Côte d’Ivoire : tensions et grogne sociale, le régime Ouattara indexé

La situation politique et sociale est alarmante en Côte d’Ivoire.

Plusieurs ex – alliés du président Ouattara, ainsi que l’opposition dénoncent les dérives dictatoriales et l ‘ instrumentalisation de la justice par le clan Ouattara.

Dernier épisode en date, l’ex-ministre des Sports et député Alain Lobognon, proche du futur  ” ex – président” de l’assemblée nationale Guillaume Soro, a été condamné à un an de prison ferme et à 300 000 F CFA d’amende, au terme d’un procès tendu .

« Propagation de fausses nouvelles, incitation à la violence et trouble à l’ordre public », telles sont les charges retenues contre le bras droit de Soro. Le procureur Christophe Adou avait réclamé dans son réquisitoire « une peine exemplaire de 24 mois d’emprisonnement ferme », sous pretexte que les tweets de l’accusé, avaient eu « des conséquences », et que « des affrontements ont eu lieu ».

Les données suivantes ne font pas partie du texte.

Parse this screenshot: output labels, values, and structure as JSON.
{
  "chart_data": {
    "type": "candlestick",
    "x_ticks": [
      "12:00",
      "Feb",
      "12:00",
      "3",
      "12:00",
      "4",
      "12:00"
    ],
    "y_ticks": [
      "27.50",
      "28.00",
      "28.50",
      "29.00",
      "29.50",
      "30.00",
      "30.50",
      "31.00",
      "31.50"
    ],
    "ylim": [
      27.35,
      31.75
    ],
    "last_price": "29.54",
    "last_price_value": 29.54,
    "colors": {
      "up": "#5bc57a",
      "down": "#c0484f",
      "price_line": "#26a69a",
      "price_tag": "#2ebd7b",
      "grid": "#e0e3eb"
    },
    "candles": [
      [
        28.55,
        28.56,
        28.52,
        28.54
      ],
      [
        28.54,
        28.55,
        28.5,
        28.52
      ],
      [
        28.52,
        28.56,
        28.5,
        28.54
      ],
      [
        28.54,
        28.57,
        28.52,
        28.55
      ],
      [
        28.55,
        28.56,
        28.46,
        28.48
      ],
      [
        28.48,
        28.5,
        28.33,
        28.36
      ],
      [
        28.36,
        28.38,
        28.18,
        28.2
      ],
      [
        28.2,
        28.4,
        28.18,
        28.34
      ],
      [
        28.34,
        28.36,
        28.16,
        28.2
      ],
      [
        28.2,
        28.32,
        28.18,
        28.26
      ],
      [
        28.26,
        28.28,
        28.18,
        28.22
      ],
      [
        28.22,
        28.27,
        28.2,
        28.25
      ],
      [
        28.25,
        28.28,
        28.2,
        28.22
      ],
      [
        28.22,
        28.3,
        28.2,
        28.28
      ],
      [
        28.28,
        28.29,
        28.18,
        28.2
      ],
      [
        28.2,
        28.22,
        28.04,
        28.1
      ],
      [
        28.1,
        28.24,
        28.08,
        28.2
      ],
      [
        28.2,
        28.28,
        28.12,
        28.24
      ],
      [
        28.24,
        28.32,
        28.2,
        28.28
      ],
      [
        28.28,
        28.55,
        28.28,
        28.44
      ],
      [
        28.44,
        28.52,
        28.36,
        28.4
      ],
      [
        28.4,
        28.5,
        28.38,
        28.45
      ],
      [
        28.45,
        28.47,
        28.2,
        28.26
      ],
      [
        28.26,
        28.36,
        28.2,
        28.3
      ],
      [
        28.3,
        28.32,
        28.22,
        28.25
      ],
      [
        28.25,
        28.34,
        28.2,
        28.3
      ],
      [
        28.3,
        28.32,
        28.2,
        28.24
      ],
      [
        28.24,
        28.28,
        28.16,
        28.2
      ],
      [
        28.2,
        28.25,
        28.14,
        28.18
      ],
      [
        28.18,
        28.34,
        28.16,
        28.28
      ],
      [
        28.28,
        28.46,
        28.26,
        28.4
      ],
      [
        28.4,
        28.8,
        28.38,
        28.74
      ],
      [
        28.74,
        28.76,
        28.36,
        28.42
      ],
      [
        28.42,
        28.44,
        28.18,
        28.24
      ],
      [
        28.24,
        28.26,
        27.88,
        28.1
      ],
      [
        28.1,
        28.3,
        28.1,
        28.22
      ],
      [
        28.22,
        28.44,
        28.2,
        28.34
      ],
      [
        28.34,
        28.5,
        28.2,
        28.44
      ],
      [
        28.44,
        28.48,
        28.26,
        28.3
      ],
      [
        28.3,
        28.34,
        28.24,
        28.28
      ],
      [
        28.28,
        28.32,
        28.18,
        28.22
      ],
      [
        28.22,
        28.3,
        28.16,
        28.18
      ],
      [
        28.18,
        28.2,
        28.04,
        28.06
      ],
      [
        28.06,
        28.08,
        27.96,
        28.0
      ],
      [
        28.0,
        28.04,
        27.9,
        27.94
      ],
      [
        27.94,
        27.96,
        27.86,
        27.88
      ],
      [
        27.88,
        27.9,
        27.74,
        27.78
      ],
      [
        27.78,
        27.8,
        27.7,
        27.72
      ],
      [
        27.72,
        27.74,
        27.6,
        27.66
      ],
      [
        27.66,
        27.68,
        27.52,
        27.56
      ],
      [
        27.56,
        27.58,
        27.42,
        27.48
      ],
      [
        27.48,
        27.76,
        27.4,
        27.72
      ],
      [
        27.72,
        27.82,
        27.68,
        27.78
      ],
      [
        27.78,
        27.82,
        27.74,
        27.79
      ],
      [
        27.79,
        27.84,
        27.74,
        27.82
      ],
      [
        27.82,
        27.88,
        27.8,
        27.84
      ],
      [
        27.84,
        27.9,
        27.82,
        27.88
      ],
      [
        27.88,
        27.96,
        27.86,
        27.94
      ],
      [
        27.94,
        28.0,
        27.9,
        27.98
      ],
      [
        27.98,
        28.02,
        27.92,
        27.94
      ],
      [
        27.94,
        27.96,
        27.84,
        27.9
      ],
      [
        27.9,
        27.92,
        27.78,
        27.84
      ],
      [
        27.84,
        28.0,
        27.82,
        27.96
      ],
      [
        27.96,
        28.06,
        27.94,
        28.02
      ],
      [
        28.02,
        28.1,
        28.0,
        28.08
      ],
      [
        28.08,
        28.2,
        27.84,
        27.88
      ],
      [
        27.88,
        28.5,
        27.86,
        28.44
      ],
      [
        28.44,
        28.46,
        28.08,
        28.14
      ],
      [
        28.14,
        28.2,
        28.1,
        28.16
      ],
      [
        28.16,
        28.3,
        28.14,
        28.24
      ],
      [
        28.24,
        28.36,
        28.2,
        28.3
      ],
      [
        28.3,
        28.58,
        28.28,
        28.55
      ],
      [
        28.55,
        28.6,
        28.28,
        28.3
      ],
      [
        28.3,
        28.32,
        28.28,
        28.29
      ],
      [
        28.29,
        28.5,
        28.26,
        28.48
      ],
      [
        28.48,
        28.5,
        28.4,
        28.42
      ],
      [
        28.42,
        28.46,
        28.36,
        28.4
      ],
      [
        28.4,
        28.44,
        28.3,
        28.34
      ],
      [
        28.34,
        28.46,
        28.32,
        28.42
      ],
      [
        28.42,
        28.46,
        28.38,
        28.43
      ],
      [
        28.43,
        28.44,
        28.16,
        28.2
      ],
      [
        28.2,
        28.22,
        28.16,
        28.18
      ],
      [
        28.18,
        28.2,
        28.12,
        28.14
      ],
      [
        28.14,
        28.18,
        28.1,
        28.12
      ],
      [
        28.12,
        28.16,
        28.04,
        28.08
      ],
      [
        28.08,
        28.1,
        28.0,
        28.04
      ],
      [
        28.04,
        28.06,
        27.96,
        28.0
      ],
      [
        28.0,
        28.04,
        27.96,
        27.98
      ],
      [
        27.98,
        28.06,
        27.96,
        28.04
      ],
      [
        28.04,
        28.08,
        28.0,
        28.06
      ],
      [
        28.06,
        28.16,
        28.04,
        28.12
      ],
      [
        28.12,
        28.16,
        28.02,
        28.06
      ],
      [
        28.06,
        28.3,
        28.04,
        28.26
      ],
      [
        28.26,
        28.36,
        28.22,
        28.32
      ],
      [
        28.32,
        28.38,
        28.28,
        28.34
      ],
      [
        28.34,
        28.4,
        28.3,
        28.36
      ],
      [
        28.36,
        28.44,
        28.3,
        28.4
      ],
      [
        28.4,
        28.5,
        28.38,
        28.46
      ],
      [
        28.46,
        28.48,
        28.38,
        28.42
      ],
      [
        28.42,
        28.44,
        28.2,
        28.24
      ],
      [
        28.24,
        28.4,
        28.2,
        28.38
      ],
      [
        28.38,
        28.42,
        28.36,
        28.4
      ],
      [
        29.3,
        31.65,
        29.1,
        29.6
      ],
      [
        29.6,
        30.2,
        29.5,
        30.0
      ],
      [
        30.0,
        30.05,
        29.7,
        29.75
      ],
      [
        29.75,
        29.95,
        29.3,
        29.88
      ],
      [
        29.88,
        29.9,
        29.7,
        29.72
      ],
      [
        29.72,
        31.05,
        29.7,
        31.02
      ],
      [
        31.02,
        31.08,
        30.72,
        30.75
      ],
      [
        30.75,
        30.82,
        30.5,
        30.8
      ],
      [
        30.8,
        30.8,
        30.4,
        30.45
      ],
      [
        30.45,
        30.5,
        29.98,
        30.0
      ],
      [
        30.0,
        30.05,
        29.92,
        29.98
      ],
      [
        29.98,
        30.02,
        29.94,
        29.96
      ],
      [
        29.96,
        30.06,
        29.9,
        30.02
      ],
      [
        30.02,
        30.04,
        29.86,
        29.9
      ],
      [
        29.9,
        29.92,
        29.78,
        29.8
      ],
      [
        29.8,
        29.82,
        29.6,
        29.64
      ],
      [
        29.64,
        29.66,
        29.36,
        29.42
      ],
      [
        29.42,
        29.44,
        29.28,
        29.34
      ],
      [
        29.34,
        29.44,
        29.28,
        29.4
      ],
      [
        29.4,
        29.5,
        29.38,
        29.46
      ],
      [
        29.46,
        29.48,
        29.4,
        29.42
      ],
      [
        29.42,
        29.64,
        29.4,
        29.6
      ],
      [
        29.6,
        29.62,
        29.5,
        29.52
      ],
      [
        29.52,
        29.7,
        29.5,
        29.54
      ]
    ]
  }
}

Me Affoussiata Bamba-Lamine, ex-porte-parole adjointe du gouvernement et ancienne porte-parole de la rébellion des Forces nouvelles (FN) à déclaré pour sa part : « C’est un procès politique tout simplement parce que notre client Alain Lobognon est un proche de Guillaume Soro et parce qu’il s’est prononcé très clairement contre la tentative d’un troisième mandat anticonstitutionnel du président de la République ».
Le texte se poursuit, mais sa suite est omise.